Kevin Lewis

Personal information
- Born: 10 July 1993 (age 32) Ottumwa, Iowa, U.S.

Sport
- Country: United States
- Events: Marathon, half marathon, 10,000 meters
- College team: University of Iowa
- Team: Minnesota Distance Elite

Achievements and titles
- Personal bests: Marathon: 2:12:02 Half marathon: 1:02:48 10,000 meters: 28:32

= Kevin Lewis (runner) =

American distance runner (born 1993)

Kevin Lewis is an American distance runner. He ran track and cross country at the University of Iowa before joining Minnesota Distance Elite to continue his career. Lewis competed at the U.S. Olympic Trials marathon in 2020 and 2024.

==Early life==
Lewis grew up in Ottumwa, Iowa and attended Ottumwa High School. There he won Iowa state titles in cross country, the 1,600 meters, and 3,200 meters. His best time of 9:05.58 in the 3,200 meters broke the state record which had stood for 38 years. He was named the Iowa Gatorade Player of the Year for Track and Field in 2011. Lewis also excelled academically as he was named the valedictorian of his graduating class.

Lewis continued his running career at the University of Iowa. He earned All-Big 10 honors in cross country and was a second team All-American in the 5,000 meters indoors.

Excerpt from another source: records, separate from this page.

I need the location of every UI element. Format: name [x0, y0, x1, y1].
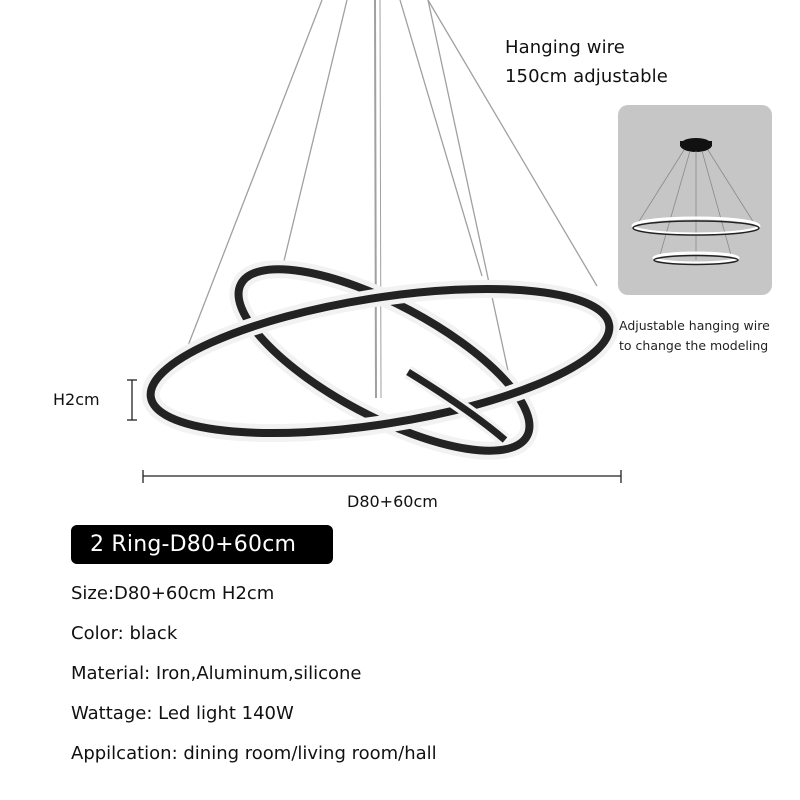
spec-size: Size:D80+60cm H2cm [71, 583, 275, 604]
tilted-ring [229, 260, 539, 460]
thumbnail-caption-line-2: to change the modeling [619, 338, 769, 353]
hanging-wires [183, 0, 598, 409]
pendant-lamp-illustration [127, 0, 622, 483]
wire-note-line-1: Hanging wire [505, 37, 625, 58]
specification-list: Size:D80+60cm H2cm Color: black Material… [71, 580, 437, 780]
thumbnail-caption-line-1: Adjustable hanging wire [619, 318, 770, 333]
model-badge: 2 Ring-D80+60cm [71, 525, 333, 564]
tilted-ring-front-segment [404, 366, 510, 446]
spec-material: Material: Iron,Aluminum,silicone [71, 663, 362, 684]
diameter-label: D80+60cm [347, 492, 438, 511]
height-label: H2cm [53, 390, 100, 409]
diameter-indicator [142, 470, 622, 483]
large-ring [141, 279, 619, 443]
spec-application: Appilcation: dining room/living room/hal… [71, 743, 437, 764]
alternate-configuration-thumbnail [618, 105, 772, 295]
spec-color: Color: black [71, 623, 178, 644]
stacked-rings-lamp-image [631, 138, 761, 266]
wire-note-line-2: 150cm adjustable [505, 66, 668, 87]
height-indicator [127, 379, 137, 421]
thumbnail-caption: Adjustable hanging wire to change the mo… [619, 316, 799, 356]
spec-wattage: Wattage: Led light 140W [71, 703, 294, 724]
hanging-wire-note: Hanging wire 150cm adjustable [505, 33, 668, 91]
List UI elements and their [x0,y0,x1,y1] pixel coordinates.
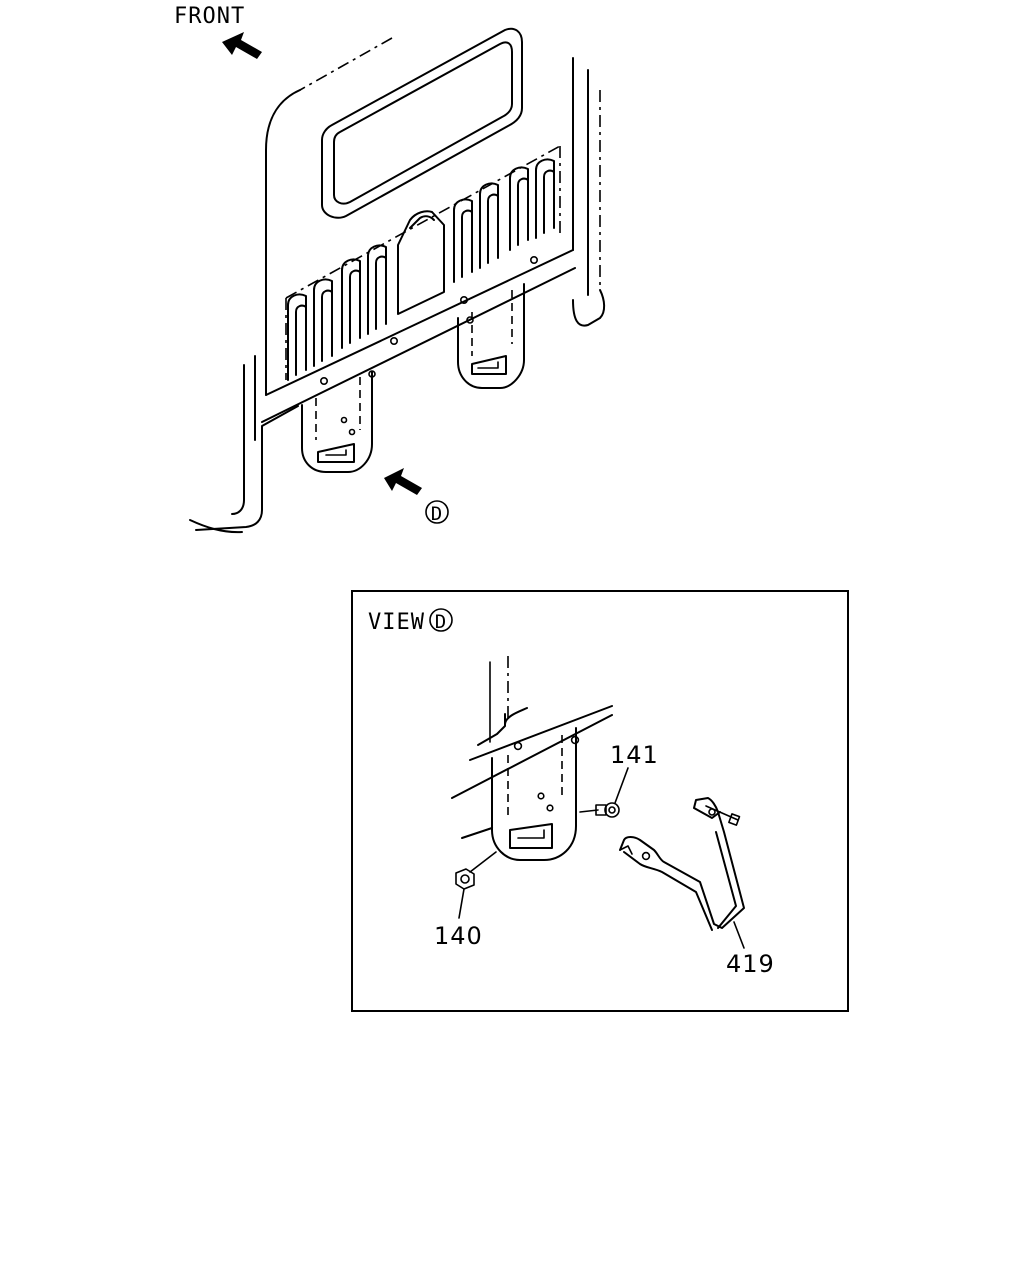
roof-outline [299,37,393,91]
part-number-419: 419 [726,950,775,978]
front-label: FRONT [174,4,245,29]
rear-window [321,27,523,219]
view-d-callout-letter: D [431,503,443,525]
left-mount-bracket [301,370,376,473]
crossmember-top [265,249,574,396]
view-marker-letter: D [435,611,447,633]
bracket-stay-419 [619,797,745,931]
bolt-141-icon [579,802,620,818]
front-arrow-icon [222,32,262,59]
nut-140-icon [455,868,475,890]
view-label: VIEW [368,610,425,635]
view-d-arrow-icon [384,468,422,495]
cab-rear-illustration: FRONT [174,4,606,534]
louver-slots [287,158,555,381]
view-d-callout-circle [425,500,449,524]
detail-bracket [491,727,580,861]
leader-141 [614,767,629,804]
view-d-detail-panel: VIEW D 141 [351,590,849,1012]
leader-140 [458,888,465,919]
center-vent [397,210,445,315]
roof-corner [265,89,301,151]
view-marker-circle [429,608,453,632]
part-number-140: 140 [434,922,483,950]
detail-frame [351,590,849,1012]
right-mount-bracket [457,283,525,389]
leader-419 [733,921,745,949]
part-number-141: 141 [610,741,659,769]
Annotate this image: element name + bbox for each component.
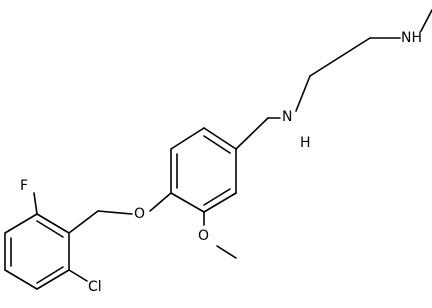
secondary-amine-nitrogen-label: N xyxy=(282,109,292,125)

Lewis's best time of 13:43.70 in the 5,000 meters broke the Iowa Hawkeyes record for the event. At Iowa, Lewis earned an engineering degree and was roommates with mid-distance runner Eric Sowinski.

==Career==
After graduating in 2015, Lewis initially ran between 50 and 80 miles per week while working in software development. He joined the Minnesota Distance Elite team in 2016 and increased his weekly mileage to 90–100, which led to national-class results. Lewis ran 28:56 for 10,000 meters in June 2017, which qualified him for the USA Championships where he placed 20th.

In 2018, Lewis dropped his 10,000 meter time to 28:32 and finished 13th at the USA Championship. Shortly thereafter he won the Ames Midnight Madness 10k on the roads in a time of 30:33.

Lewis moved up in distance in 2019, clocking a 1:03:55 half marathon in Houston, which qualified him for the 2020 United States Olympic Trials (marathon). On the track, Lewis again made it to the USA Championship for 10,000 meters and placed 19th. In the fall he finished fifth at the Indianapolis Monumental Half Marathon.

In his debut marathon at the 2020 Olympic Trials in Atlanta, Lewis took 39th of 235 men in a time of 2:17:36. At the end of 2020, Lewis recorded his best marathon time of 2:12:02 at the Marathon Project event in Arizona.

In 2021, Lewis placed 21st at the New York City Marathon in a time of 2:22:39. The following spring he placed in the top 10 at Grandma%27s Marathon in Duluth, Minnesota with a time of 2:13:48. This result qualified Lewis for the 2024 United States Olympic trials (marathon). He also recorded a sixth place finish at the 2022 Los Angeles Marathon, ahead of notable competitors such as Fernando Cabada and Chad Beyer.

Lewis placed in the top 25 at the 2024 Houston Half Marathon with a time of 1:03:48. At the 2024 Olympic Trials Marathon in Orlando, Lewis finished 144th of 200 men in a time of 2:36:34.

Lewis qualified for his third U.S. Olympic Trials by running 2:15:06 at the 2025 California International Marathon.

==Personal==
As of 2024, Lewis lives in Richfield, Minnesota and works in software development.